A signaler également que, bien que revendue à l’industriel italo-argentin, étant donné qu’Innocenti ne dispose pas de son propre réseau de vente en France, les Innocenti Mini « Bertone » continuent à y être diffusées par celui de British Leyland. A l’autre extrémité de la gamme apparaît également, en 79, une version « Commerciale » se distinguant des autres versions de la gamme par l’absence de banquette à l’arrière, lui permettant ainsi de bénéficier d’une TVA réduite.

L’année 1979 sera d’ailleurs celle où l’Innocenti Mini atteindra son plus haut score de vente sur le marché français, avec pas moins près de 4 300 exemplaires qui y seront vendus. Même s’il est vrai que cela ne représente qu’un peu plus du dixième de la production totale du modèle, puisque ce seront, au total, environ 40 000 Mini italiennes qui, à la même époque sortent alors de l’usine de Lambrate (la production du modèle atteignant son point culminant en 1978, après un peu plus de 40 700 Innocenti Mini produites, toutes versions confondues). Par rapport aux modèles des millésimes précédents, les voitures de l’année-modèle 79 ne présentent toutefois que des évolutions minimes, principalement dans le dessin des jantes ainsi que de la sellerie (celle-ci variant, plus ou moins fortement, suivant les versions).

INNOCENTI MINI « BERTONE » - Sauces Worcestershire et bolognaise.
INNOCENTI MINI MILLE

Alors que le Salon automobile de Turin se déroule habituellement à l’automne, il sera avancé, pour l’année 1980, au printemps. A cette occasion, le constructeur dévoile une nouvelle version haut de gamme, la Mille, reconnaissable à sa calandre ainsi que ses phares désormais inclinés du haut vers le bas (ce qui allonge ainsi le porte-à-faux avant de la voiture de 5 cm supplémentaires), ses boucliers ainsi que ses protections latérales en plastique brun, le bandeau rouge avec le nom « Innocenti » entre les feux arrière, les grilles d’air agrandies sur les montants arrière, de nouvelles jantes au dessin inédit, une nouvelle planche de bord (avec des compteurs que n’aurait pas renié Citroën, tant leur graphisme évoque assez fortement celle des premières GS et CX). Etant donné sa vocation, la Mille (en particulier celle vendue en France) présente une dotation de série assez cossue avec des glaces électriques, une montre digitale, une boîte à gants fermant à clé, etc).

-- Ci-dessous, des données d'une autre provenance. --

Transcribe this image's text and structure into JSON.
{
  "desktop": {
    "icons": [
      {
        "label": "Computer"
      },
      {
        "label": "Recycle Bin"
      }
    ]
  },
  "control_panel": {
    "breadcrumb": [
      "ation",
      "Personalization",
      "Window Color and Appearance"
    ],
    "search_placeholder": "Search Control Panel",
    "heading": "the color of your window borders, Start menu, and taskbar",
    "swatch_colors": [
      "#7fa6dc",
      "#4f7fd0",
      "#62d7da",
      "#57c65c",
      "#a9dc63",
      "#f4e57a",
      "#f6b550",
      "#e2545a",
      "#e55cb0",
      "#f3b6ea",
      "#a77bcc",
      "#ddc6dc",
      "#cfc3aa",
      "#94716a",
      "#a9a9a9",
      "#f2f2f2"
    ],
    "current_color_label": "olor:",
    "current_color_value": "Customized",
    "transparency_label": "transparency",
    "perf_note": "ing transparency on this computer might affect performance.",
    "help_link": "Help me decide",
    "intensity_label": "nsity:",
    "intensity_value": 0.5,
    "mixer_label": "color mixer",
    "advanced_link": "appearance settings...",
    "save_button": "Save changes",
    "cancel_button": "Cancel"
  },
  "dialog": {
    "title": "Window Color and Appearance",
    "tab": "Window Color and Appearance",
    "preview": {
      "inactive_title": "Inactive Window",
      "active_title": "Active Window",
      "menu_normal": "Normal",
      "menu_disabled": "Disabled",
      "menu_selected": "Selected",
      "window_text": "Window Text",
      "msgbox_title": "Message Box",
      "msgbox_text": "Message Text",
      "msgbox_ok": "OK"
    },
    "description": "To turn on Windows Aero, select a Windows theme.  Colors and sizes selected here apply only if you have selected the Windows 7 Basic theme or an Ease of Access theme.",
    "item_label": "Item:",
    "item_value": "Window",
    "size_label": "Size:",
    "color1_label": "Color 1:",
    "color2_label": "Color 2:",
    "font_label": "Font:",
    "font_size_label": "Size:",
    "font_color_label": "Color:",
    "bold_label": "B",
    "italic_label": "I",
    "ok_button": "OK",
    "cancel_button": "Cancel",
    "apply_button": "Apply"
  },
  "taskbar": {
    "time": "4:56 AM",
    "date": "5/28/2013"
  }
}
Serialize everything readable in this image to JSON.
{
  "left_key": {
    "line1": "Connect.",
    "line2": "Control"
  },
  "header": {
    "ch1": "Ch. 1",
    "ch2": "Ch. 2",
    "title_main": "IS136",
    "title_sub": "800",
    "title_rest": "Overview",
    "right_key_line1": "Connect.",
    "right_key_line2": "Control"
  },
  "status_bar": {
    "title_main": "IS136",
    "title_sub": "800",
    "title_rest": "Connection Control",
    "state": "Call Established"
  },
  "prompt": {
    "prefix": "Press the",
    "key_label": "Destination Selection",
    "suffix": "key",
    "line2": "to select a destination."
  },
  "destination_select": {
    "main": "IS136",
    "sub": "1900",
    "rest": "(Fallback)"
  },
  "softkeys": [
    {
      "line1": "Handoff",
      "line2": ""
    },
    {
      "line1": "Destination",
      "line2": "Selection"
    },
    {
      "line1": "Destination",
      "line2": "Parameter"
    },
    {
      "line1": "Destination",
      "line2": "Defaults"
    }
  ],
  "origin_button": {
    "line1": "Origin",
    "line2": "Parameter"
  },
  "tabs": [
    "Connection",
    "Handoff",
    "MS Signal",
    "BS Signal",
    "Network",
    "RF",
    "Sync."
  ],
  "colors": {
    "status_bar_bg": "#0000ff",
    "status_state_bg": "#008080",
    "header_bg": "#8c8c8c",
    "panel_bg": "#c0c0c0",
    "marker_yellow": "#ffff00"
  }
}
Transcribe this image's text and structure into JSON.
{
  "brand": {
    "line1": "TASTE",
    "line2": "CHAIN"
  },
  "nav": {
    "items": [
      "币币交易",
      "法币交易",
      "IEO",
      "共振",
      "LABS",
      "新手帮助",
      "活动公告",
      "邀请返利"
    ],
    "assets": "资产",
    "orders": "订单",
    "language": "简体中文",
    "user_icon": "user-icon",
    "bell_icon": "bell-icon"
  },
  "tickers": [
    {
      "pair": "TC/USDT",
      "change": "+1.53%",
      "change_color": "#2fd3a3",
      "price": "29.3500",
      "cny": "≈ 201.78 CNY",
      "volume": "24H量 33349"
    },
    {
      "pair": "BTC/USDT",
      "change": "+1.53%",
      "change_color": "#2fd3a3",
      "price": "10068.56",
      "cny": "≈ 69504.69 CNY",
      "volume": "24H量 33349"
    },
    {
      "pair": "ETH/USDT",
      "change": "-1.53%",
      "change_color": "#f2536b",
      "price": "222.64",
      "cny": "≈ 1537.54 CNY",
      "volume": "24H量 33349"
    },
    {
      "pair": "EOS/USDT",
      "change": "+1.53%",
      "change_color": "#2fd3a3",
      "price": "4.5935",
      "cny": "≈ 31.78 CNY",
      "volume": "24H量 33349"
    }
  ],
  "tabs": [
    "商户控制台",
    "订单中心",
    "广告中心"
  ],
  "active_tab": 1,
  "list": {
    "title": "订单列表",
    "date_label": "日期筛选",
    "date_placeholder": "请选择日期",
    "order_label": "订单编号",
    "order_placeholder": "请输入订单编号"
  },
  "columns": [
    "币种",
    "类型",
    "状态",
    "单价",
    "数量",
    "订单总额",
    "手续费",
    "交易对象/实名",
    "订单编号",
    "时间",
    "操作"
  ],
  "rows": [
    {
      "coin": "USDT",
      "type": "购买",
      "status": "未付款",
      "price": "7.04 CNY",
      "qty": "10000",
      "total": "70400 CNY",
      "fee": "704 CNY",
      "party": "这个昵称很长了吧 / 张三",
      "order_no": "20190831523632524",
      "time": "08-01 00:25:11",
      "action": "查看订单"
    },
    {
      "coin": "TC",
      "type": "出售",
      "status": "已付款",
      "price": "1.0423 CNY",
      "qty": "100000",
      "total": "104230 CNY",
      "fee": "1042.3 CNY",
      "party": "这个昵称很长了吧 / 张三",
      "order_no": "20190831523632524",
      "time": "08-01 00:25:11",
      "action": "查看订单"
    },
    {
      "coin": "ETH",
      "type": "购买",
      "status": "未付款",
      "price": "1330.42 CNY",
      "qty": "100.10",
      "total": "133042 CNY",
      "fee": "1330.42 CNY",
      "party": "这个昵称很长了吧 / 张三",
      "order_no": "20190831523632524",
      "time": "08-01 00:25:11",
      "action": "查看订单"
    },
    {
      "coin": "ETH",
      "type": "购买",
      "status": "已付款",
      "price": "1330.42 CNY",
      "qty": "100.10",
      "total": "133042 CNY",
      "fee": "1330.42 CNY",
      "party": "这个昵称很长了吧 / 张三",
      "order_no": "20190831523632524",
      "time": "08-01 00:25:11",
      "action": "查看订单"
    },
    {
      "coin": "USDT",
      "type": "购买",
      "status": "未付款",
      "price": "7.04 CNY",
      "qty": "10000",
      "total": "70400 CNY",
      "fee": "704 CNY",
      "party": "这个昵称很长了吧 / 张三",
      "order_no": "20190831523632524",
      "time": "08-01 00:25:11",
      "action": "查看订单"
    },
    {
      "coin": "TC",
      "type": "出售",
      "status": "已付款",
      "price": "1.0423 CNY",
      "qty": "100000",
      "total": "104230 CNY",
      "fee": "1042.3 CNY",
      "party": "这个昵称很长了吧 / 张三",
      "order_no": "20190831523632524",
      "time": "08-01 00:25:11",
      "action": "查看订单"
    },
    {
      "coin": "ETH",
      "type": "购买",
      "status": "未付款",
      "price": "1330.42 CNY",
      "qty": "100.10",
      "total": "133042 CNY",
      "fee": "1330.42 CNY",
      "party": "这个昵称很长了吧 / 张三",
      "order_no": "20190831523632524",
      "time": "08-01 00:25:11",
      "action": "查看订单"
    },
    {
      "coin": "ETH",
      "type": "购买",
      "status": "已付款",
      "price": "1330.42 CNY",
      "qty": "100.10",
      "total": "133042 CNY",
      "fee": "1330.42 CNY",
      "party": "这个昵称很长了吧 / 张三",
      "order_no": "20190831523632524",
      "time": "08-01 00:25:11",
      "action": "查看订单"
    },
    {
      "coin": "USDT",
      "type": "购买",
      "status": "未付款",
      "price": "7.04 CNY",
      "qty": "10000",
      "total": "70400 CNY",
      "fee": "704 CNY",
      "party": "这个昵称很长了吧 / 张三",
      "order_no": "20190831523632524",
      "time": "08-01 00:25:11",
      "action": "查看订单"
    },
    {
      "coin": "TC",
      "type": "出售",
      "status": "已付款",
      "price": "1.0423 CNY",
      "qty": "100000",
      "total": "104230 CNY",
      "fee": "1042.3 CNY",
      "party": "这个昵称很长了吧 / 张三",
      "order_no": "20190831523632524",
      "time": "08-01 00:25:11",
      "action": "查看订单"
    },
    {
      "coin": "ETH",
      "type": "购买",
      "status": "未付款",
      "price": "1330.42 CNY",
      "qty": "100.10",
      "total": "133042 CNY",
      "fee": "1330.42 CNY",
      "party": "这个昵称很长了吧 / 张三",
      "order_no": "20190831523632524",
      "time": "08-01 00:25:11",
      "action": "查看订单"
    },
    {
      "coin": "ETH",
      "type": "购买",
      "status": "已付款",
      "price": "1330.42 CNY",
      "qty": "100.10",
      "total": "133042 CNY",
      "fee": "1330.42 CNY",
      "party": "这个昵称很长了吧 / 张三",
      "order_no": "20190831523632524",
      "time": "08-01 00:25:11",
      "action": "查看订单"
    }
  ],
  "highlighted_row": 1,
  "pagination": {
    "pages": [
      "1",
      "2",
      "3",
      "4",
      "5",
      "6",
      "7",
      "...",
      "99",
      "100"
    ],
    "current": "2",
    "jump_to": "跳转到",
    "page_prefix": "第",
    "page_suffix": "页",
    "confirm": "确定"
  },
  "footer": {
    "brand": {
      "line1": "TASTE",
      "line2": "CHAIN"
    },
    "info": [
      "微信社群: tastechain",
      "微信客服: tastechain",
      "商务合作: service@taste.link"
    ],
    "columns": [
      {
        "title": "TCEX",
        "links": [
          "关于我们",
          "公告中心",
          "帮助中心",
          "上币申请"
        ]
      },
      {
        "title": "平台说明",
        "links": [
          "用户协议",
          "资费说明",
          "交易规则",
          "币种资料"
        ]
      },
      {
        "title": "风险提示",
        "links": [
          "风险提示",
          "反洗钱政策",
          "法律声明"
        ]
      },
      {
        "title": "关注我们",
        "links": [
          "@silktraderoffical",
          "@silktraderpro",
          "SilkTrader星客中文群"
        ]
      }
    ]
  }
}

INNOCENTI MINI « BERTONE » - Sauces Worcestershire et bolognaise.
INNOCENTI MINI MILLE

A la même époque (fin des années 70, début des années 80), plusieurs séries spéciales font également leur apparition, plusieurs d’entre-elles étant disponibles dans tous les pays où la marque est présente, tandis que d’autres sont réservées aux marchés français ou italien. Certaines ne se distinguant toutefois des versions « standard » proposées en permanence au catalogue que par une teinte de carrosserie et/ou une sellerie spécifique ou encore le dessin de leurs jantes. Il en sera ainsi de la De Tomaso Amaranto (se distinguant par sa carrosserie peinte de couleur bordeaux et ses jantes spéciales) ainsi que de la Black (dont le nom indique, évidemment, sa couleur extérieure mais dont il s’agit cependant de la seule vraie spécificité).

Les évolutions suivantes arriveront en 1982, toujours à l’occasion du Salon de Turin. Cette fois, les évolutions ne sont plus seulement esthétiques mais, avant tout et surtout, techniques et elles sont d’importance, puisque, à cette occasion, l’Innocenti Mini abandonne le quatre cylindres en ligne héritée de sa cousine anglaise. La mise en production par British Leyland de la nouvelle Austin Metro (qui sera d’ailleurs baptisée, à son lancement, Mini Metro, ce qui reflète bien que sa vocation originelle était de remplacer la Mini « classique », même si ce sera, au final, cette dernière qui finira par enterrer sa descendante) conduisant alors le groupe britannique a décidé, à l’automne 1981, de cesser ses fournitures de moteurs à Innocenti et à De Tomaso. Ce dernier n’avait cependant pas attendu la fin du contrat avec les Anglais pour se chercher un nouveau fournisseur pour les moteurs destinés aux Innocenti. C’est toutefois à l’autre bout du monde qu’il va trouver le fournisseur en question, au pays du Soleil Levant, plus précisément chez le constructeur Daihatsu.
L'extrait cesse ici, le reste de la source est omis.